Emails and other documents released by the Department of Home Affairs reveal that home affairs minister Peter Dutton wanted departmental help in granting a visa to an au pair stuck at Brisbane Airport in 2015 within one hour.
The documents were released by the Senate committee looking into Dutton's decision to grant visas to two au pairs – an Italian woman in Brisbane, and a French woman in Adelaide – in 2015.
The Italian woman was set to be deported after she arrived in Australia in June 2015 and border officials determined she was here to work on a tourist visa.
Dutton had claimed he had no personal connection to the au pairs, but it was later reported that the Italian woman was set to work for a man who was a former Queensland Police Service colleague of Dutton's 20 years ago, Russell Keag.
Keag emailed Dutton's office to seek assistance getting a visa for the au pair. In the new set of emails released on Wednesday, Dutton's departmental liaison officer (who had their name redacted) told officials in the department at 6:33pm on June 17, 2015 that Dutton needed a submission to intervene and grant a visa to the woman, and that Dutton needed it "preferably in the next hour" as the minister was due at a 7:30pm meeting.
Other records contained in the release reveal that officers examined the woman's mobile phone when she landed in Australia and found text messages suggesting she would earn extra money as a babysitter for a "bit of cash to fund fun".
"Extra money for fun is always welcome," the au pair replied.
Other messages indicated that the purpose of her trip was to travel to Australia to work as an au pair.
The woman was ultimately granted a tourist visa that day at 9pm, and the department liaison officer pushed to ensure she was not held in immigration detention that evening.

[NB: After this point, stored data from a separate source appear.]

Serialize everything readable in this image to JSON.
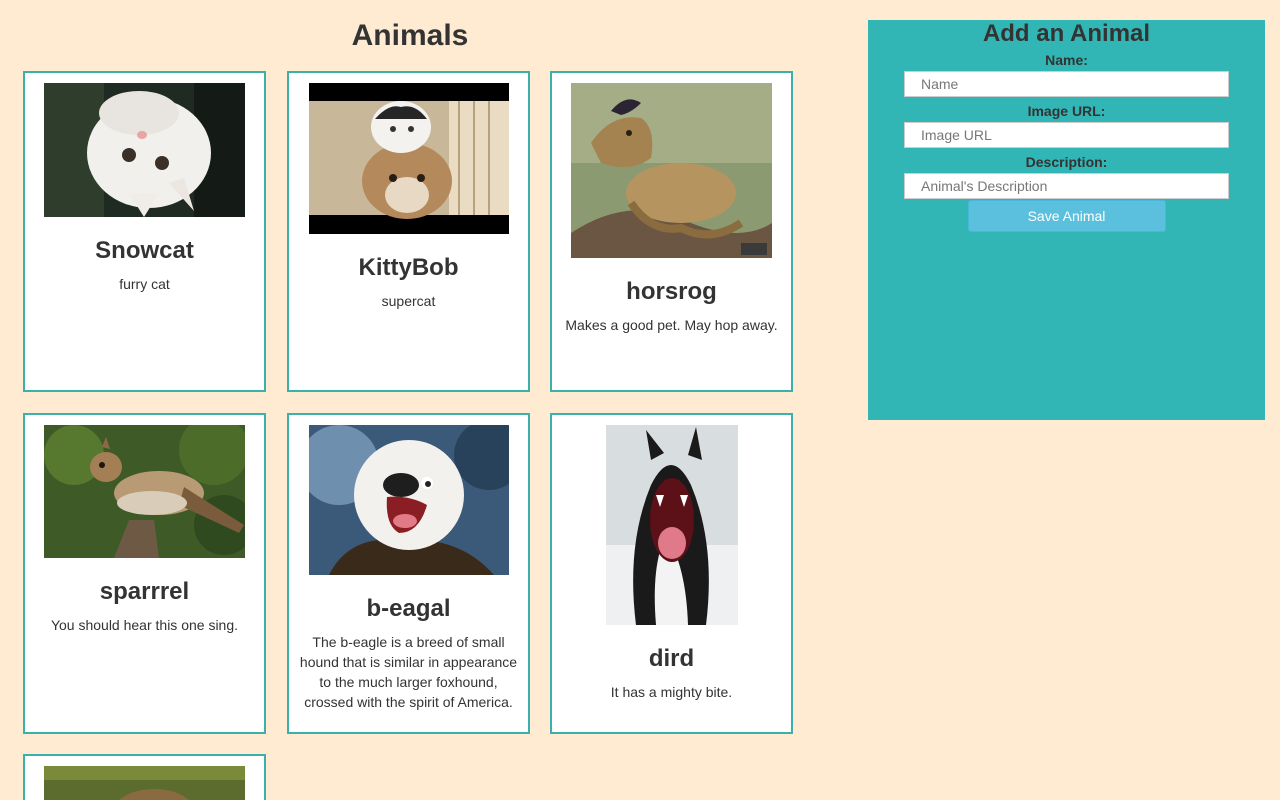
{
  "page": {
    "title": "Animals"
  },
  "animals": [
    {
      "name": "Snowcat",
      "description": "furry cat",
      "image": "white cat lying upside down"
    },
    {
      "name": "KittyBob",
      "description": "supercat",
      "image": "cat sitting on a cougar's head"
    },
    {
      "name": "horsrog",
      "description": "Makes a good pet. May hop away.",
      "image": "horse-headed frog on a log"
    },
    {
      "name": "sparrrel",
      "description": "You should hear this one sing.",
      "image": "squirrel-headed sparrow on a branch"
    },
    {
      "name": "b-eagal",
      "description": "The b-eagle is a breed of small hound that is similar in appearance to the much larger foxhound, crossed with the spirit of America.",
      "image": "dog-faced bald eagle"
    },
    {
      "name": "dird",
      "description": "It has a mighty bite.",
      "image": "dog-headed penguin with open mouth"
    },
    {
      "name": "",
      "description": "",
      "image": "animal in grass (partially visible)"
    }
  ],
  "form": {
    "title": "Add an Animal",
    "name_label": "Name:",
    "name_placeholder": "Name",
    "image_label": "Image URL:",
    "image_placeholder": "Image URL",
    "description_label": "Description:",
    "description_placeholder": "Animal's Description",
    "save_label": "Save Animal"
  },
  "colors": {
    "background": "#feebd1",
    "card_border": "#3bb1ad",
    "panel": "#31b6b5",
    "button": "#5bc0de"
  }
}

The Labor-majority committee report tabled in the Senate on Wednesday recommended the Senate censure Dutton for misleading the parliament in relation to personal connections to the case, given his link to the former Queensland police officer.
Dutton has denied any personal connection save for working for QPS at the same time, despite the email from Keag suggesting they had spoken on the phone in the past.

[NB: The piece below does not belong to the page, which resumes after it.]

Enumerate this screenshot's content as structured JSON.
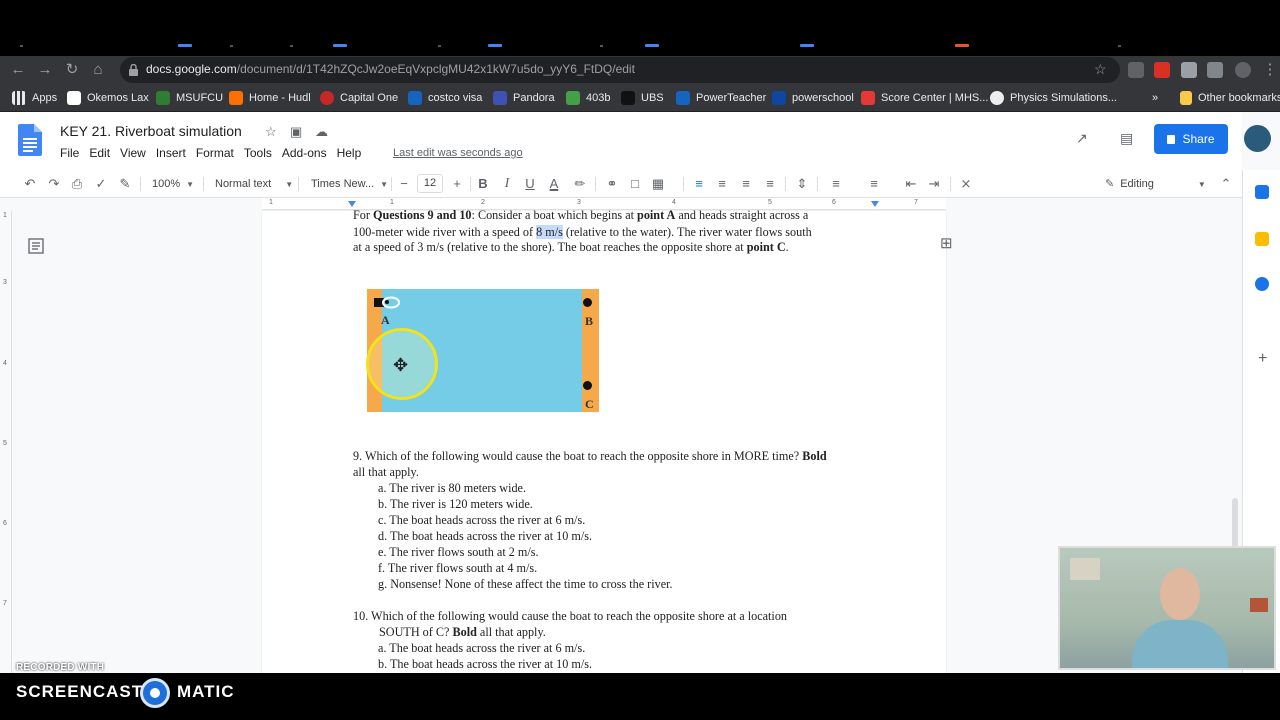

The committee found Dutton's actions "do no reflect community expectations" on how the power to grant visas should be used.
In tabling the report, committee chair, Labor senator Louise Pratt, said that "we may never know" the whole story behind the au pairs saga, but suggested it might be why assistant minister David Coleman now has responsibility for immigration under Dutton.
The dissenting Coalition report said there was no evidence of wrongdoing, and "that not only is there no smoking gun, there is in fact no gun."